The Music of Language (Cont.)



In the Wall Street Journal last week there was a piece about the history behind The Talking Heads' Burning Down the House track. This was a "music-first" situation, where the music drives the language, as well as the meanings (if any) that can emerge from it.

When I write songs alone, I start with text fragments in the form of titles, single lines, phrases, or interesting couplets. If I have a rhythm idea, I can easily map a dummy lyric over it, then actually use the dummy lyric or swap it out with something else. If someone supplies the lyric, I find the music in it first (lines that are rhythmic, tempo, mood) then proceed from there. Sometimes I go through existing music ideas and try to sing the words over it. It may be possible to use any text and scan it to find words and phrases that fit rhythmically.

Recently I'd been re-listening to Andy Partridge's song 'experiments'--one very quirky, yet very compelling--Living in Another Cuba.

The word "Cuba" starts on a downbeat. Starting on an upbeat is Cu-BA. No one says "I had a chance to take a trip to Cu-BA". Partridge sings it by melismatically lengthening the first syllable Cu________________, then sings an explosive BA! on the upbeat of the 4th beat.



I'm the type of writer that sings only if he has to. But now I understand how the quality of words is not just their meaning but some are just more fun to sing or manipulate rhythmically, like Cu-BA!

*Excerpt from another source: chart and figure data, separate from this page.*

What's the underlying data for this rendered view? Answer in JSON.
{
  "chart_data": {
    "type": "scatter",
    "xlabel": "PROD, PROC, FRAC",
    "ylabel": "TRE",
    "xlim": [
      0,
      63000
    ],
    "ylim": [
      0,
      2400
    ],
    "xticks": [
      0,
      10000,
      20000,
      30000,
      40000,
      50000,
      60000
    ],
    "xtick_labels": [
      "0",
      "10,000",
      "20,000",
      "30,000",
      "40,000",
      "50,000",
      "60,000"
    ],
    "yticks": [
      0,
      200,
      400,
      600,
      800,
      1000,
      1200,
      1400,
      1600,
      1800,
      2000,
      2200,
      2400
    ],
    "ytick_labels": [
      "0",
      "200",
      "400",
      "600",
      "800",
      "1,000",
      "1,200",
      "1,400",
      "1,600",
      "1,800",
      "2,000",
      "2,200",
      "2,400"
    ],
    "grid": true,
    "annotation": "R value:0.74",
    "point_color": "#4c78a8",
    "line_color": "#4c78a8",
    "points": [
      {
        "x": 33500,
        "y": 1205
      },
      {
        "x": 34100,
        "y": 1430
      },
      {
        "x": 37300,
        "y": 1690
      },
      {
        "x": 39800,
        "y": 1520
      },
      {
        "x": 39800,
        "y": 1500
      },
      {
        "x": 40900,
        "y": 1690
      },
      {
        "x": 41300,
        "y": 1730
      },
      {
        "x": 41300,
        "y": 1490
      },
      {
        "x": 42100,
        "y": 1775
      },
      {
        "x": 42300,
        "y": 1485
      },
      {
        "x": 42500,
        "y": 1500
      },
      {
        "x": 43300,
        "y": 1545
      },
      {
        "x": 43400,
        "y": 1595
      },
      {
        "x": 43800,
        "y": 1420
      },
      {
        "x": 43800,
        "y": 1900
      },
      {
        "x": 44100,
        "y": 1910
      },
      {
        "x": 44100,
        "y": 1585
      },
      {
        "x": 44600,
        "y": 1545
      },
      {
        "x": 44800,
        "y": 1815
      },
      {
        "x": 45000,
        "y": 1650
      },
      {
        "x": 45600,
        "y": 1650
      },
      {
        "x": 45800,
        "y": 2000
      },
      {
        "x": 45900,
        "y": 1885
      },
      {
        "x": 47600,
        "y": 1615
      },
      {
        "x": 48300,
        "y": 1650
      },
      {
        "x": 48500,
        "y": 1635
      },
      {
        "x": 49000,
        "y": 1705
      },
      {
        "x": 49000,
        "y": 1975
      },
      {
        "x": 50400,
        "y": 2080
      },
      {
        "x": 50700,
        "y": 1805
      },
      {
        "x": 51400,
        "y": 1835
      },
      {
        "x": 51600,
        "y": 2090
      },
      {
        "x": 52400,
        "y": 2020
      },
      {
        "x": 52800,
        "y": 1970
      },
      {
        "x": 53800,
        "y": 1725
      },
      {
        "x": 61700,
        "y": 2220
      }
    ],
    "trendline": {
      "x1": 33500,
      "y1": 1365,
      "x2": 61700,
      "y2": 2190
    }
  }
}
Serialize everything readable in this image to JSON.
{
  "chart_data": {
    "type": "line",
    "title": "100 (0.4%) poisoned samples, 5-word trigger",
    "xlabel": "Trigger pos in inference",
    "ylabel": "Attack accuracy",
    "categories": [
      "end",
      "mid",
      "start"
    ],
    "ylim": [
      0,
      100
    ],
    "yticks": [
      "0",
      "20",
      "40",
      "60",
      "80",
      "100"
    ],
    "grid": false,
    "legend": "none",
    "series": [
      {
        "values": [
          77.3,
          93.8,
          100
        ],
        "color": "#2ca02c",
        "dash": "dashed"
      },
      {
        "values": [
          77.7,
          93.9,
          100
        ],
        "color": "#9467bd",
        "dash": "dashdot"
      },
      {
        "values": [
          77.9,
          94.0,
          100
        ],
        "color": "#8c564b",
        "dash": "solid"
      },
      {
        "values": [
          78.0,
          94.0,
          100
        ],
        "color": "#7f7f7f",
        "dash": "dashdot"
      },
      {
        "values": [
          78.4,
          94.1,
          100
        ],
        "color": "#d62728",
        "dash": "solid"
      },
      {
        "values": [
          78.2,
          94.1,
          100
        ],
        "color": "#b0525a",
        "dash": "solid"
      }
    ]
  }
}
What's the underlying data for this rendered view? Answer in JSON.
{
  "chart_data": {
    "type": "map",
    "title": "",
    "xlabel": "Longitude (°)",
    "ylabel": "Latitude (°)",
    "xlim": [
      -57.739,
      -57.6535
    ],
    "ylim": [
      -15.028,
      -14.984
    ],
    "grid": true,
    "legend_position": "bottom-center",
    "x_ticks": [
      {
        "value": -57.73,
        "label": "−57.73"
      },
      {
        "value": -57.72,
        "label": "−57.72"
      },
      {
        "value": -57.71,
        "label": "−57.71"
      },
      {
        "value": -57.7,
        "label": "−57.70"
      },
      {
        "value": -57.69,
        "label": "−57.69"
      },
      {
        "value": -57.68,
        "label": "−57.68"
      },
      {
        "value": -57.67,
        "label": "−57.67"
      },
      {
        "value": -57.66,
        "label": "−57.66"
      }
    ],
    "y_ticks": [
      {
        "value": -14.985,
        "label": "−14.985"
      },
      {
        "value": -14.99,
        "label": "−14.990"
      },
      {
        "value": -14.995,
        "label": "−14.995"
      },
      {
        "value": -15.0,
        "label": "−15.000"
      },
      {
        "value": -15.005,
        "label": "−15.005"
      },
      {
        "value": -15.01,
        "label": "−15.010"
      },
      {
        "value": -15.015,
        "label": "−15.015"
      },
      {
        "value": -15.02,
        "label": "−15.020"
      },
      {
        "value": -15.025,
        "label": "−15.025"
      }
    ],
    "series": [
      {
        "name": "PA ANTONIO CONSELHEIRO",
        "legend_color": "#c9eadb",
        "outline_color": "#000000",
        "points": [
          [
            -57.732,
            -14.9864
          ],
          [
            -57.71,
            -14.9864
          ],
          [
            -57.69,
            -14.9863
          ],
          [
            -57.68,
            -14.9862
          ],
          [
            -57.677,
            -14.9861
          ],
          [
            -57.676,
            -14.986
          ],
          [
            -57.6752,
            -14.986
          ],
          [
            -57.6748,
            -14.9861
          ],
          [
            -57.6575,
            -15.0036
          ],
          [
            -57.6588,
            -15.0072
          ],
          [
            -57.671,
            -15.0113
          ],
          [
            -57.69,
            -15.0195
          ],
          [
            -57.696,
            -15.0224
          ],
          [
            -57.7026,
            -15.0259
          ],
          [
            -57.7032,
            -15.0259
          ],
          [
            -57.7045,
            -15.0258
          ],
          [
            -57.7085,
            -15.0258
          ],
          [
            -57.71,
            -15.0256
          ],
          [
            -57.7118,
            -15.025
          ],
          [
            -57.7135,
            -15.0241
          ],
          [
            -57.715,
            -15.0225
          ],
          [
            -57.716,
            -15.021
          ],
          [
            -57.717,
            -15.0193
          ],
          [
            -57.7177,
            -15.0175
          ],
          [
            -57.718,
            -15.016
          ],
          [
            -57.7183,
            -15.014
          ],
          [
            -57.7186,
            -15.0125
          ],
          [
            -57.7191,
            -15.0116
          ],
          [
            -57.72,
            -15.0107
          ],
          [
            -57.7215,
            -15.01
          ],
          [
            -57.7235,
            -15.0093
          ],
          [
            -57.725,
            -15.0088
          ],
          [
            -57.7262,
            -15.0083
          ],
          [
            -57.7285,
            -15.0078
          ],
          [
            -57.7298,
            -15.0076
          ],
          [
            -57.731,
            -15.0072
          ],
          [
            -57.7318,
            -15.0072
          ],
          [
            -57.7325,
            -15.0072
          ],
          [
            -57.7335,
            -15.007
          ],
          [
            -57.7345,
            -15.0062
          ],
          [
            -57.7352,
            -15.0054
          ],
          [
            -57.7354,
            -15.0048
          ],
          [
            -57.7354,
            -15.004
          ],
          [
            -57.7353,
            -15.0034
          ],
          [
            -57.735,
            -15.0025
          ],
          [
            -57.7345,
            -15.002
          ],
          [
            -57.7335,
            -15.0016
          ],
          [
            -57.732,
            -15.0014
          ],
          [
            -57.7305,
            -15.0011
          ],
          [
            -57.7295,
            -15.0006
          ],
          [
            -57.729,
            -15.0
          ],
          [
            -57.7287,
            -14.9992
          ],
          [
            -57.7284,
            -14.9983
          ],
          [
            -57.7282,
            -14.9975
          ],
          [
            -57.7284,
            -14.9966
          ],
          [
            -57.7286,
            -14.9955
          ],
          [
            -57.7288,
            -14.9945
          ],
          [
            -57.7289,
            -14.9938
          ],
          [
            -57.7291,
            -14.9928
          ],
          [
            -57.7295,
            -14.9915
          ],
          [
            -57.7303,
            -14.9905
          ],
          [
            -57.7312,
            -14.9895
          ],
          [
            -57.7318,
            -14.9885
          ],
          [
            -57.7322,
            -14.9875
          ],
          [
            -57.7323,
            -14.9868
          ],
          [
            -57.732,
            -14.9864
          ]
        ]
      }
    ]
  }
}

After writing last week's post, I was thinking about and pronouncing the word "echt", I realized it is a very percussive word and is also an oronym, where one syllable gets tacked on the beginning of the next: E-chta-mer-i-can. Interestingly, it is also a homonym as "act" American, i.e. be authentically American--which is what "echt" means.

An interesting rhythm emerged which could potentially be the rhythm that drives a piece of music, and I actually wrote it down. Ultimately I may not use that phrase, but the music wouldn't have been possible without it.



Life in Cuba is probably better in some ways.